Publish-Subscribe-based, creating real-time data pipelines.
|Type of Messaging System||Queue-based messaging system||Log-based messaging system|
|Message Size||Maximum message size is 256KB||Maximum message size is 1MB and configurable|
|Message Order||Message Order is preserved only for FIFO queues||Message Order is always preserved|
|Data Retention||60 seconds to 14 days||Configurable based on need|
|Use Cases||General purpose applications, large workloads in which messages are to be sent in batches, busy broadcast systems, and streaming applications where throughput is important||Events where message interception is needed from the client, the message is automatically pulled and there are lesser events per second|
|Message Model||Pull based streaming||Publish subscriber model|
|Deduplication||Does not support deduplication||Supports Deduplication|
|Partition Management||Controls the number of partitions depending on load and utilization patterns||Manages addition and deletion of sections based on user requirements|
|Number of Groups||No set limit for the number of messaging groups in the FIFO queue||The high-end limit for messaging groups, usually in thousands|
|Ordering at Scale||Availability of message groups is ascertained by the first 20K messages of the FIFO queue||Supports ordering as per consumption regardless of the number of items in the queue|
SQS vs Kafka: Summing It Up
As we look at the possible and popular options for messaging queueing tools and understand what SQS is and what is Kafka, the main considerations are the type of messages that are being transmitted with their format, the daily amount of work that will be encountered, and the infrastructure of the entire applications.
It all depends on the type of application that manages the communication between different components. Even the messages and the associated brokers play an important part in the infrastructure that manages the applications.

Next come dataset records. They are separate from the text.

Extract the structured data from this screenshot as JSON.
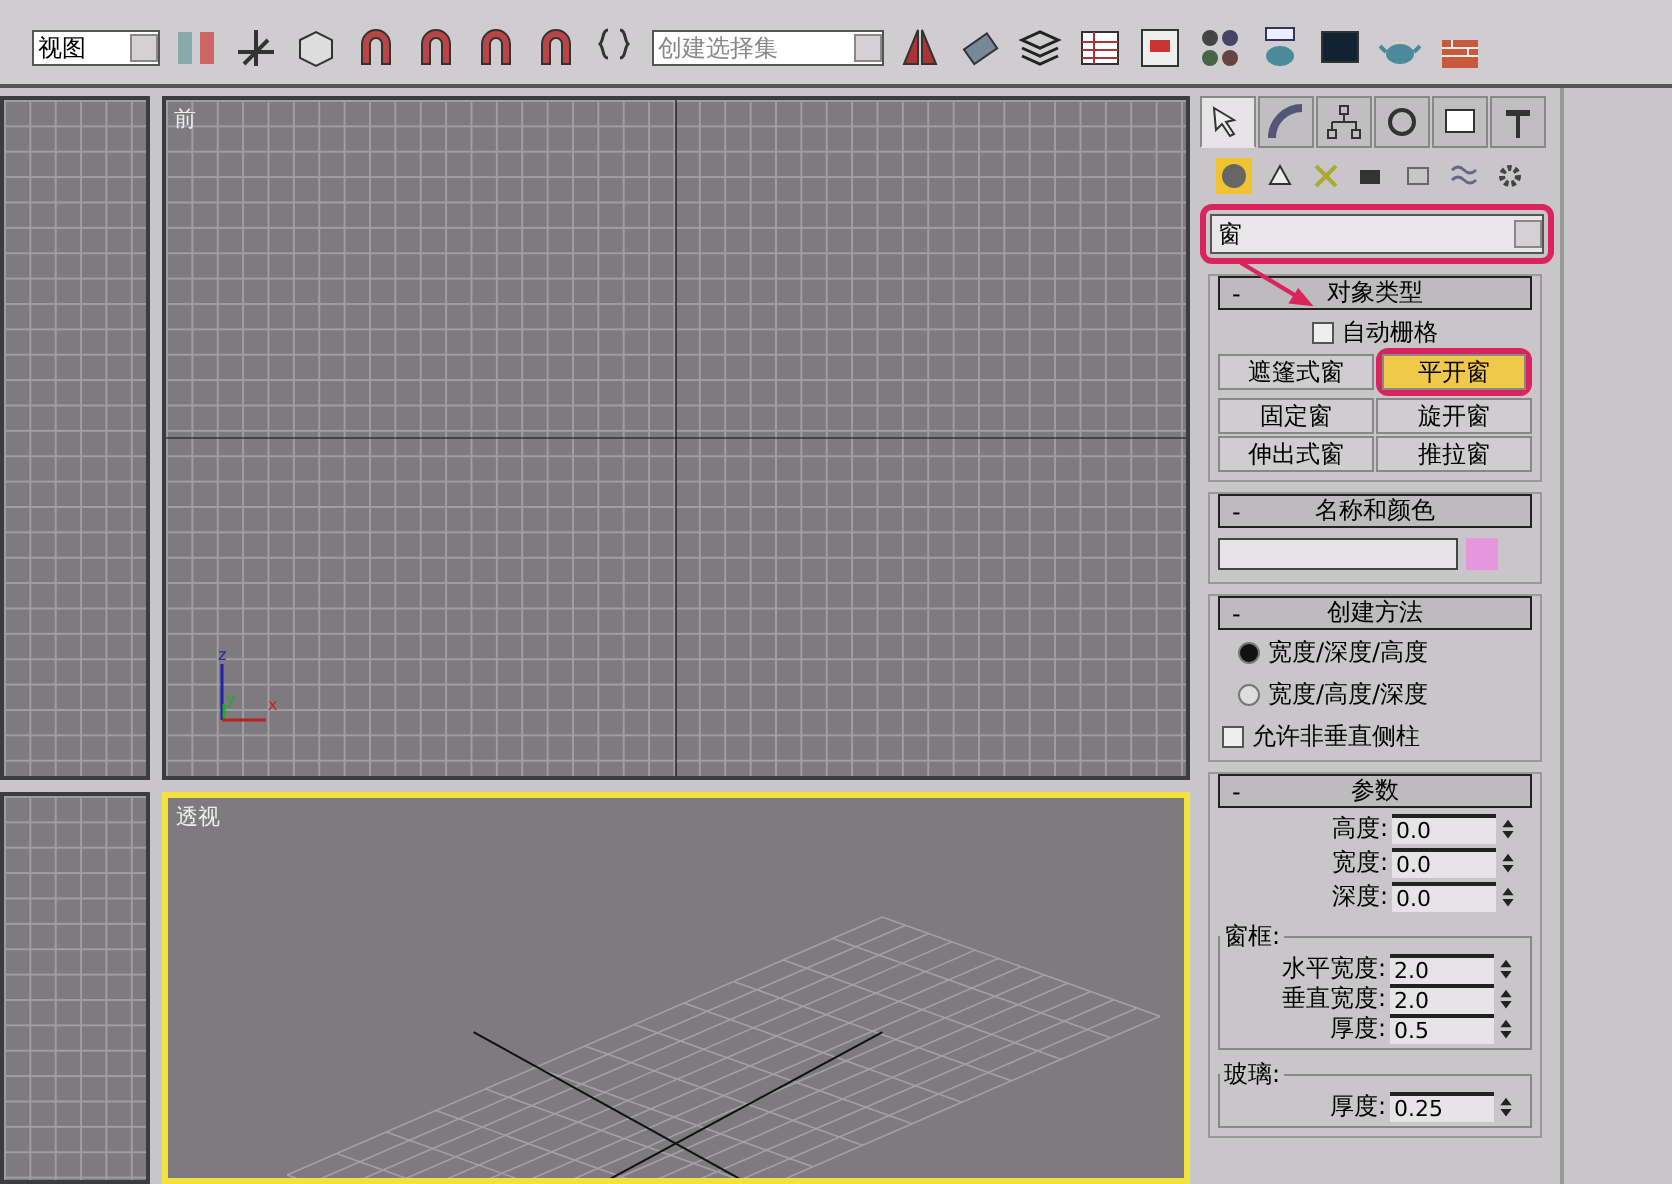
{
  "toolbar": {
    "view_dropdown": "视图",
    "selection_set_dropdown": {
      "placeholder": "创建选择集"
    }
  },
  "viewports": {
    "left_column": [
      {
        "active": false
      },
      {
        "active": false
      }
    ],
    "main": [
      {
        "kind": "ortho",
        "label": "前",
        "active": false,
        "axis_labels": [
          "z",
          "y",
          "x"
        ]
      },
      {
        "kind": "perspective",
        "label": "透视",
        "active": true
      }
    ]
  },
  "command_panel": {
    "tabs": [
      {
        "selected": true
      },
      {
        "selected": false
      },
      {
        "selected": false
      },
      {
        "selected": false
      },
      {
        "selected": false
      },
      {
        "selected": false
      }
    ],
    "category_icons": [
      {
        "selected": true
      },
      {
        "selected": false
      },
      {
        "selected": false
      },
      {
        "selected": false
      },
      {
        "selected": false
      },
      {
        "selected": false
      },
      {
        "selected": false
      }
    ],
    "category_dropdown": "窗",
    "rollouts": [
      {
        "kind": "object_type",
        "sign": "-",
        "title": "对象类型",
        "auto_grid": {
          "label": "自动栅格",
          "checked": false
        },
        "buttons": [
          {
            "label": "遮篷式窗",
            "selected": false
          },
          {
            "label": "平开窗",
            "selected": true
          },
          {
            "label": "固定窗",
            "selected": false
          },
          {
            "label": "旋开窗",
            "selected": false
          },
          {
            "label": "伸出式窗",
            "selected": false
          },
          {
            "label": "推拉窗",
            "selected": false
          }
        ]
      },
      {
        "kind": "name_color",
        "sign": "-",
        "title": "名称和颜色",
        "color": "#e696dc"
      },
      {
        "kind": "creation_method",
        "sign": "-",
        "title": "创建方法",
        "options": [
          {
            "label": "宽度/深度/高度",
            "selected": true
          },
          {
            "label": "宽度/高度/深度",
            "selected": false
          }
        ],
        "checkbox": {
          "label": "允许非垂直侧柱",
          "checked": false
        }
      },
      {
        "kind": "parameters",
        "sign": "-",
        "title": "参数",
        "fields": [
          {
            "label": "高度:",
            "value": "0.0"
          },
          {
            "label": "宽度:",
            "value": "0.0"
          },
          {
            "label": "深度:",
            "value": "0.0"
          }
        ],
        "groups": [
          {
            "title": "窗框:",
            "fields": [
              {
                "label": "水平宽度:",
                "value": "2.0"
              },
              {
                "label": "垂直宽度:",
                "value": "2.0"
              },
              {
                "label": "厚度:",
                "value": "0.5"
              }
            ]
          },
          {
            "title": "玻璃:",
            "fields": [
              {
                "label": "厚度:",
                "value": "0.25"
              }
            ]
          }
        ]
      }
    ]
  }
}
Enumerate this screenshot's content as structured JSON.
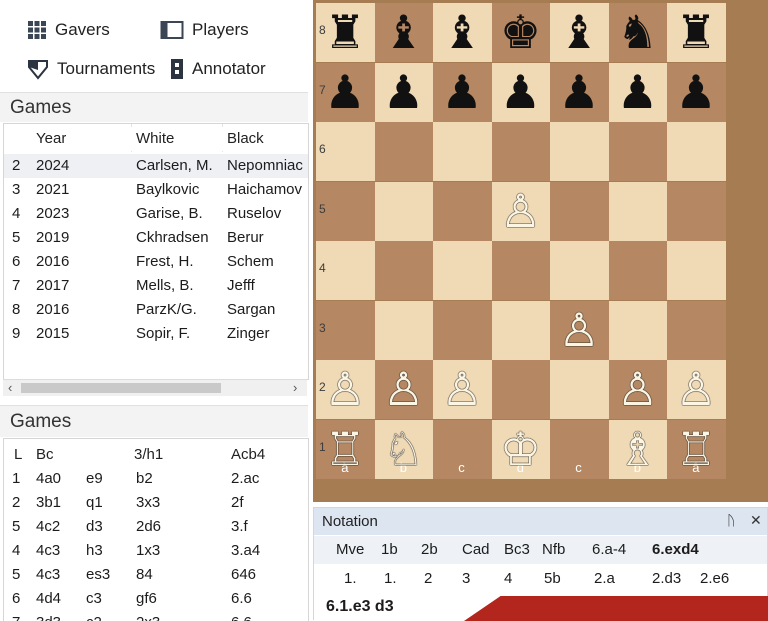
{
  "nav": {
    "gavers": "Gavers",
    "players": "Players",
    "tournaments": "Tournaments",
    "annotator": "Annotator"
  },
  "games_section": {
    "title": "Games",
    "headers": [
      "Year",
      "White",
      "Black"
    ],
    "rows": [
      {
        "n": "2",
        "year": "2024",
        "white": "Carlsen, M.",
        "black": "Nepomniac"
      },
      {
        "n": "3",
        "year": "2021",
        "white": "Baylkovic",
        "black": "Haichamov"
      },
      {
        "n": "4",
        "year": "2023",
        "white": "Garise, B.",
        "black": "Ruselov"
      },
      {
        "n": "5",
        "year": "2019",
        "white": "Ckhradsen",
        "black": "Berur"
      },
      {
        "n": "6",
        "year": "2016",
        "white": "Frest, H.",
        "black": "Schem"
      },
      {
        "n": "7",
        "year": "2017",
        "white": "Mells, B.",
        "black": "Jefff"
      },
      {
        "n": "8",
        "year": "2016",
        "white": "ParzK/G.",
        "black": "Sargan"
      },
      {
        "n": "9",
        "year": "2015",
        "white": "Sopir, F.",
        "black": "Zinger"
      }
    ],
    "scroll_left": "‹",
    "scroll_right": "›"
  },
  "games2_section": {
    "title": "Games",
    "headers": [
      "L",
      "Bc",
      "",
      "3/h1",
      "Acb4"
    ],
    "rows": [
      [
        "1",
        "4a0",
        "e9",
        "b2",
        "2.ac"
      ],
      [
        "2",
        "3b1",
        "q1",
        "3x3",
        "2f"
      ],
      [
        "5",
        "4c2",
        "d3",
        "2d6",
        "3.f"
      ],
      [
        "4",
        "4c3",
        "h3",
        "1x3",
        "3.a4"
      ],
      [
        "5",
        "4c3",
        "es3",
        "84",
        "646"
      ],
      [
        "6",
        "4d4",
        "c3",
        "gf6",
        "6.6"
      ],
      [
        "7",
        "3d3",
        "c2",
        "2x3",
        "6.6"
      ]
    ]
  },
  "board": {
    "ranks": [
      "8",
      "7",
      "6",
      "5",
      "4",
      "3",
      "2",
      "1"
    ],
    "files": [
      "a",
      "b",
      "c",
      "d",
      "c",
      "b",
      "â"
    ],
    "file_labels_shown": [
      "à",
      "b",
      "c",
      "d",
      "c",
      "b",
      "â"
    ],
    "pieces": [
      {
        "sq": "a8",
        "piece": "rook",
        "color": "black"
      },
      {
        "sq": "b8",
        "piece": "bishop",
        "color": "black"
      },
      {
        "sq": "c8",
        "piece": "bishop",
        "color": "black"
      },
      {
        "sq": "d8",
        "piece": "king",
        "color": "black"
      },
      {
        "sq": "e8",
        "piece": "bishop",
        "color": "black"
      },
      {
        "sq": "f8",
        "piece": "knight",
        "color": "black"
      },
      {
        "sq": "g8",
        "piece": "rook",
        "color": "black"
      },
      {
        "sq": "a7",
        "piece": "pawn",
        "color": "black"
      },
      {
        "sq": "b7",
        "piece": "pawn",
        "color": "black"
      },
      {
        "sq": "c7",
        "piece": "pawn",
        "color": "black"
      },
      {
        "sq": "d7",
        "piece": "pawn",
        "color": "black"
      },
      {
        "sq": "e7",
        "piece": "pawn",
        "color": "black"
      },
      {
        "sq": "f7",
        "piece": "pawn",
        "color": "black"
      },
      {
        "sq": "g7",
        "piece": "pawn",
        "color": "black"
      },
      {
        "sq": "d5",
        "piece": "pawn",
        "color": "white"
      },
      {
        "sq": "e3",
        "piece": "pawn",
        "color": "white"
      },
      {
        "sq": "a2",
        "piece": "pawn",
        "color": "white"
      },
      {
        "sq": "b2",
        "piece": "pawn",
        "color": "white"
      },
      {
        "sq": "c2",
        "piece": "pawn",
        "color": "white"
      },
      {
        "sq": "f2",
        "piece": "pawn",
        "color": "white"
      },
      {
        "sq": "g2",
        "piece": "pawn",
        "color": "white"
      },
      {
        "sq": "a1",
        "piece": "rook",
        "color": "white"
      },
      {
        "sq": "b1",
        "piece": "knight",
        "color": "white"
      },
      {
        "sq": "d1",
        "piece": "king",
        "color": "white"
      },
      {
        "sq": "f1",
        "piece": "bishop",
        "color": "white"
      },
      {
        "sq": "g1",
        "piece": "rook",
        "color": "white"
      }
    ]
  },
  "notation": {
    "title": "Notation",
    "pin_icon": "ᚢ",
    "close_icon": "✕",
    "head": [
      "Mve",
      "1b",
      "2b",
      "Cad",
      "Bc3",
      "Nfb",
      "6.a-4",
      "6.exd4"
    ],
    "row": [
      "1.",
      "1.",
      "2",
      "3",
      "4",
      "5b",
      "2.a",
      "2.d3",
      "2.e6"
    ],
    "current": "6.1.e3   d3"
  },
  "colors": {
    "light_square": "#f0d9b5",
    "dark_square": "#b58863",
    "board_frame": "#a67c52",
    "notation_title": "#dde5f0",
    "accent_red": "#b3261e"
  }
}
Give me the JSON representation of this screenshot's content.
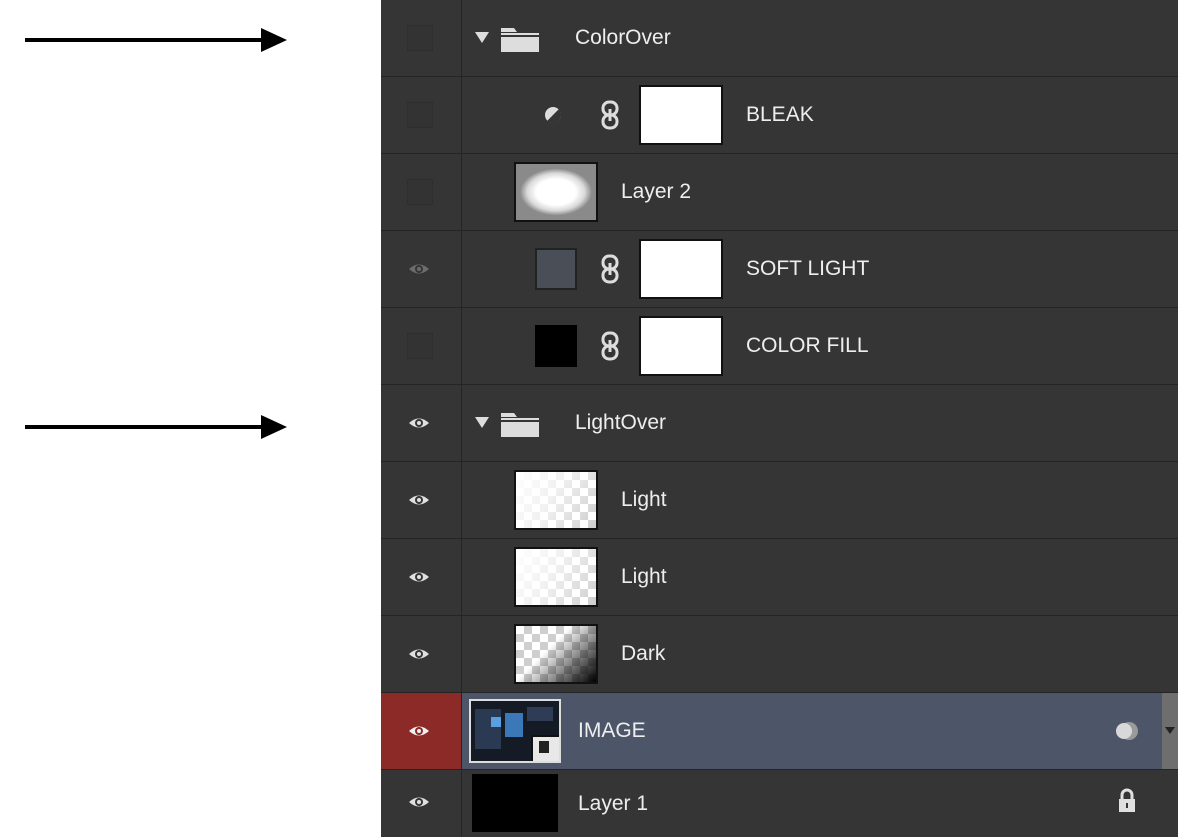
{
  "layers": [
    {
      "name": "ColorOver",
      "visible": false,
      "kind": "group",
      "icon": "folder-icon"
    },
    {
      "name": "BLEAK",
      "visible": false,
      "kind": "adjustment",
      "icon": "adjustment-circle-icon"
    },
    {
      "name": "Layer 2",
      "visible": false,
      "kind": "pixel",
      "icon": "white-glow-thumbnail"
    },
    {
      "name": "SOFT LIGHT",
      "visible": true,
      "kind": "fill",
      "icon": "gray-swatch",
      "swatch_color": "#4a4e56"
    },
    {
      "name": "COLOR FILL",
      "visible": false,
      "kind": "fill",
      "icon": "black-swatch",
      "swatch_color": "#000000"
    },
    {
      "name": "LightOver",
      "visible": true,
      "kind": "group",
      "icon": "folder-icon"
    },
    {
      "name": "Light",
      "visible": true,
      "kind": "pixel",
      "icon": "light-gradient-thumbnail"
    },
    {
      "name": "Light",
      "visible": true,
      "kind": "pixel",
      "icon": "light-gradient-thumbnail"
    },
    {
      "name": "Dark",
      "visible": true,
      "kind": "pixel",
      "icon": "dark-gradient-thumbnail"
    },
    {
      "name": "IMAGE",
      "visible": true,
      "kind": "smart-object",
      "selected": true,
      "icon": "smart-object-thumbnail",
      "badge_icon": "smart-filter-icon"
    },
    {
      "name": "Layer 1",
      "visible": true,
      "kind": "pixel",
      "locked": true,
      "icon": "black-thumbnail",
      "badge_icon": "lock-icon"
    }
  ],
  "colors": {
    "panel_bg": "#353535",
    "selected_row": "#4d5568",
    "selected_eye_cell": "#8b2a26",
    "divider": "#242424"
  }
}
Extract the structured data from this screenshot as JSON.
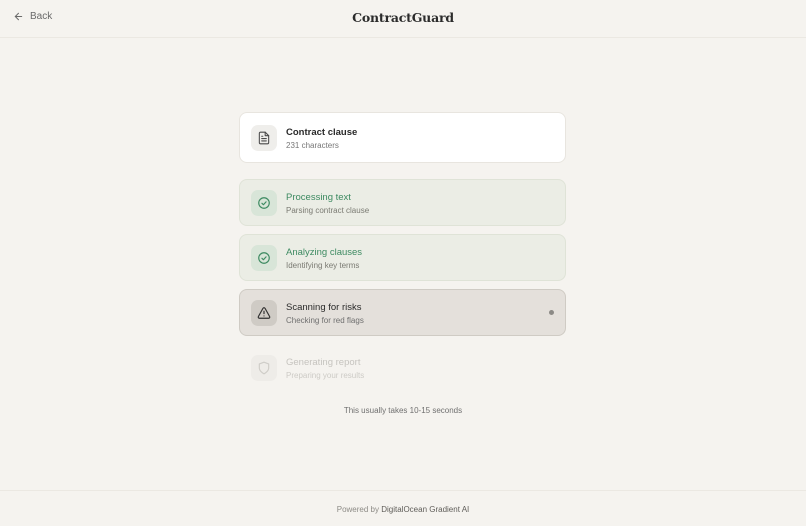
{
  "header": {
    "back_label": "Back",
    "brand": "ContractGuard"
  },
  "clause_card": {
    "title": "Contract clause",
    "subtitle": "231 characters",
    "icon": "document-icon"
  },
  "steps": [
    {
      "title": "Processing text",
      "subtitle": "Parsing contract clause",
      "status": "complete",
      "icon": "check-circle-icon"
    },
    {
      "title": "Analyzing clauses",
      "subtitle": "Identifying key terms",
      "status": "complete",
      "icon": "check-circle-icon"
    },
    {
      "title": "Scanning for risks",
      "subtitle": "Checking for red flags",
      "status": "in-progress",
      "icon": "warning-triangle-icon"
    },
    {
      "title": "Generating report",
      "subtitle": "Preparing your results",
      "status": "pending",
      "icon": "shield-icon"
    }
  ],
  "note": "This usually takes 10-15 seconds",
  "footer": {
    "prefix": "Powered by",
    "provider": "DigitalOcean Gradient AI"
  },
  "colors": {
    "background": "#f5f3ef",
    "success_green": "#3d8a61",
    "active_bg": "#e4e0db"
  }
}
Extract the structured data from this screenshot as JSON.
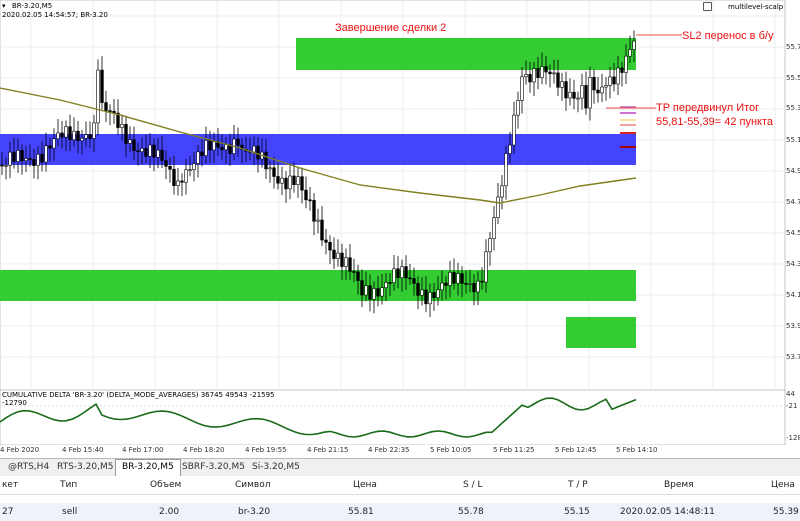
{
  "chart": {
    "symbol_label": "BR-3.20,M5",
    "timestamp": "2020.02.05 14:54:57; BR-3.20",
    "expert_label": "multilevel-scalp",
    "annotations": {
      "deal_close": "Завершение сделки 2",
      "sl_move": "SL2 перенос в б/у",
      "tp_line1": "TP передвинул Итог",
      "tp_line2": "55,81-55,39= 42 пункта"
    },
    "price_labels": [
      "55.7",
      "55.5",
      "55.3",
      "55.1",
      "54.9",
      "54.7",
      "54.5",
      "54.3",
      "54.1",
      "53.9",
      "53.7"
    ],
    "indicator_label": "CUMULATIVE DELTA 'BR-3.20' (DELTA_MODE_AVERAGES) 36745 49543 -21595",
    "indicator_value": "-12790",
    "indicator_axis": [
      "44",
      "-21",
      "-128"
    ],
    "time_labels": [
      "4 Feb 2020",
      "4 Feb 15:40",
      "4 Feb 17:00",
      "4 Feb 18:20",
      "4 Feb 19:55",
      "4 Feb 21:15",
      "4 Feb 22:35",
      "5 Feb 10:05",
      "5 Feb 11:25",
      "5 Feb 12:45",
      "5 Feb 14:10"
    ],
    "colors": {
      "bull_candle": "#000000",
      "zone_green": "#33cc33",
      "zone_blue": "#4444ff",
      "ma_line": "#808020",
      "indicator_line": "#1a6b1a",
      "annotation": "#e8100e"
    }
  },
  "tabs": [
    {
      "label": "@RTS,H4",
      "active": false
    },
    {
      "label": "RTS-3.20,M5",
      "active": false
    },
    {
      "label": "BR-3.20,M5",
      "active": true
    },
    {
      "label": "SBRF-3.20,M5",
      "active": false
    },
    {
      "label": "Si-3.20,M5",
      "active": false
    }
  ],
  "positions_table": {
    "headers": {
      "ticket": "кет",
      "type": "Тип",
      "volume": "Объем",
      "symbol": "Символ",
      "price": "Цена",
      "sl": "S / L",
      "tp": "T / P",
      "time": "Время",
      "price2": "Цена"
    },
    "row": {
      "ticket": "27",
      "type": "sell",
      "volume": "2.00",
      "symbol": "br-3.20",
      "price": "55.81",
      "sl": "55.78",
      "tp": "55.15",
      "time": "2020.02.05 14:48:11",
      "price2": "55.39"
    }
  }
}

SQS helps in reducing the administrative load to execute a huge message pool at cost-effective rates. It is meant for moving background activities to an asynchronous pipeline. Kafka is ideal for huge message loads with sequential I/O operations and demands minimal hardware. It can be more scalable and can be utilized as a stream processing pipeline.
Apart from these considerations, you must understand organizational requirements completely to find out which type of message-broking system will suit best. Whichever you select as you compare SQS Vs Kafka, there is good in both. It is just the typicality of each, related to the above parameters, that may help you choose either.